如体外筛选所预测的,由肽1处理2周内和由肽11处理6周内受试动物中拟杆菌/厚壁菌比率增加(图2a)。还观察到WD喂养的LDLr-/-小鼠肠道微生物组丰富度(Chao1指数)降低,但是向WD喂养的小鼠施用肽1和11逆转了这种降低,使肠道微生物组的丰富度恢复到与CHD喂养小鼠相似的水平。与体外筛选一致(图1c),两性离子肽11在体内对WD重塑的肠道细菌的选择性高于阳离子肽1(图2b)。这两种肽最初针对的是不同的细菌属,但在为期10周的研究过程中,由该肽诱导的重塑肠道微生物组变得更加相似。虽然肽处理后总体微生物群α多样性没有变化(图2c),经处理的动物中的微生物群与未经处理的动物不同(图2d)。在体外测定培养的物种水平上,总共鉴定出73个操作分类单元(OTU)。在未培养的小鼠盲肠样品中,在物种水平上鉴定出72个OTU。在这些样品中,42种同时存在于培养和未培养样品中。在这42种物种中,经过肽体内处理后,有14种物种的丰度发生了统计学上的显著变化,其他28种物种则不受肽处理的影响。在体内受到肽处理显著影响的14个物种中,大多数在体外测定中以相同的方式受到影响(图2e),表明该测定可以预测体内的变化。

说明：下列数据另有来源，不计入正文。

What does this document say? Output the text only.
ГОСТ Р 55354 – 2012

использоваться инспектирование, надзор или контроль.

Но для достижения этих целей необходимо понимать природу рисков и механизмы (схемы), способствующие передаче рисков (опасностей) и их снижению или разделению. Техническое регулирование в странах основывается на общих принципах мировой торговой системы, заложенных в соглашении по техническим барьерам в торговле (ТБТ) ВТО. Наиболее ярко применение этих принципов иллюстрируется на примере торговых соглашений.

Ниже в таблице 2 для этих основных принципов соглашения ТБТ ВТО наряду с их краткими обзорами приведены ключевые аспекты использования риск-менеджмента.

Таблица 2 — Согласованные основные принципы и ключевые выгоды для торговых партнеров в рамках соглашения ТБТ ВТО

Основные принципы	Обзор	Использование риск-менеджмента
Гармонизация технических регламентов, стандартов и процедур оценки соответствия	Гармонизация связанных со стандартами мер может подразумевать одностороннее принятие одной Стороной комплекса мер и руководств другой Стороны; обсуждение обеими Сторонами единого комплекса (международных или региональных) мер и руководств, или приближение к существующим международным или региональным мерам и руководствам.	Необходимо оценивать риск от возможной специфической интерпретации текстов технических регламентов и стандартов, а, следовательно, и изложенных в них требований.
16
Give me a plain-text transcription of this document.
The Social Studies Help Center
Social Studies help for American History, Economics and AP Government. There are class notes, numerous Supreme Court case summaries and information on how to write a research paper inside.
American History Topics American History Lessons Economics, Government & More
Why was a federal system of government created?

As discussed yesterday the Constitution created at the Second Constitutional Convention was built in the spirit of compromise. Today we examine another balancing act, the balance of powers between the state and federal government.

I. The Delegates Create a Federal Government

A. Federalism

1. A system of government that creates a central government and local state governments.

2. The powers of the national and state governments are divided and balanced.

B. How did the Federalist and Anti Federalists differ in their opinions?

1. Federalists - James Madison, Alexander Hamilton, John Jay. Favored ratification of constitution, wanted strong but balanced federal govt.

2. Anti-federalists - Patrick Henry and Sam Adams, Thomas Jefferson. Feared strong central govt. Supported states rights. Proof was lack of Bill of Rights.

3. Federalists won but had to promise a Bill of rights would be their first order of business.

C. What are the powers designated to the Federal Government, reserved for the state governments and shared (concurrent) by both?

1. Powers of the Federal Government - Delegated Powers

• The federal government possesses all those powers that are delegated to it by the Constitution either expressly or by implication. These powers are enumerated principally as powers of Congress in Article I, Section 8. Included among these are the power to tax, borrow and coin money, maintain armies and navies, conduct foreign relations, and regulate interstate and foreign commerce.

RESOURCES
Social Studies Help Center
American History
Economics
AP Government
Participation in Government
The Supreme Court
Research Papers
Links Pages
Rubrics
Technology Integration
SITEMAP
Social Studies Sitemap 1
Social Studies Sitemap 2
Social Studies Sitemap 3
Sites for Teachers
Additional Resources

图2 环状D,L-α-肽诱导的LDLr-/-小鼠肠道菌群的体内重塑

5 肠道菌群的转录重编程和代谢作用

对肽处理2周后的小鼠粪便中细菌进行转录组测序,发现肽处理可引起微生物群转录组的广泛重编程(图3a)。观察到的基因表达差异可以分为三个主要类群。两个簇包含通过肽处理表达增加(簇1)或降低(簇2)的细菌基因。簇3包含被WD改变但不受肽处理影响的基因。粪便样品中的大多数细菌种类都包含所有三个簇中存在的基因(图3),这不仅表明微生物结构的普遍变化,还表明微生物群转录活性的普遍变化。肽11处理降低了厚壁菌门基因表达,而增加了拟杆菌的总体基因表达。靶向代谢组学分析表明,肽治疗可恢复由WD损害的肠道菌群的重要功能。短链脂肪酸(SCFAs)和氨基酸的代谢如图(图3b,c)。SCFAs是由肠道中碳水化合物的细菌发酵产生的,并参与微生物对宿主代谢和生理的介导作用。在动脉粥样硬化的背景下,SCFAs可以通过组蛋白脱乙酰基酶和/或G蛋白偶联受体的依赖机制在先天免疫和炎症过程中发挥作用。功能宏基因组学分析表明,肽处理可诱导酶表达水平发生变化,导致丁酸酯生物合成和乙酰乙酸CoA转移酶水平增加(图3d),促进丁酸产生。粪便样品目标代谢组学分析结果证实用肽11治疗2周的动物含4-6个碳的脂肪酸(包括丁酸)水平升高(图3e)。在肽治疗的CHD或WD动物中,功能通路分析预测色氨酸和苯丙氨酸的分解代谢降低(图3c)。靶向代谢组学显示,经2周肽处理后的动物的粪便中色氨酸和苯丙氨酸含量较高(图3f)。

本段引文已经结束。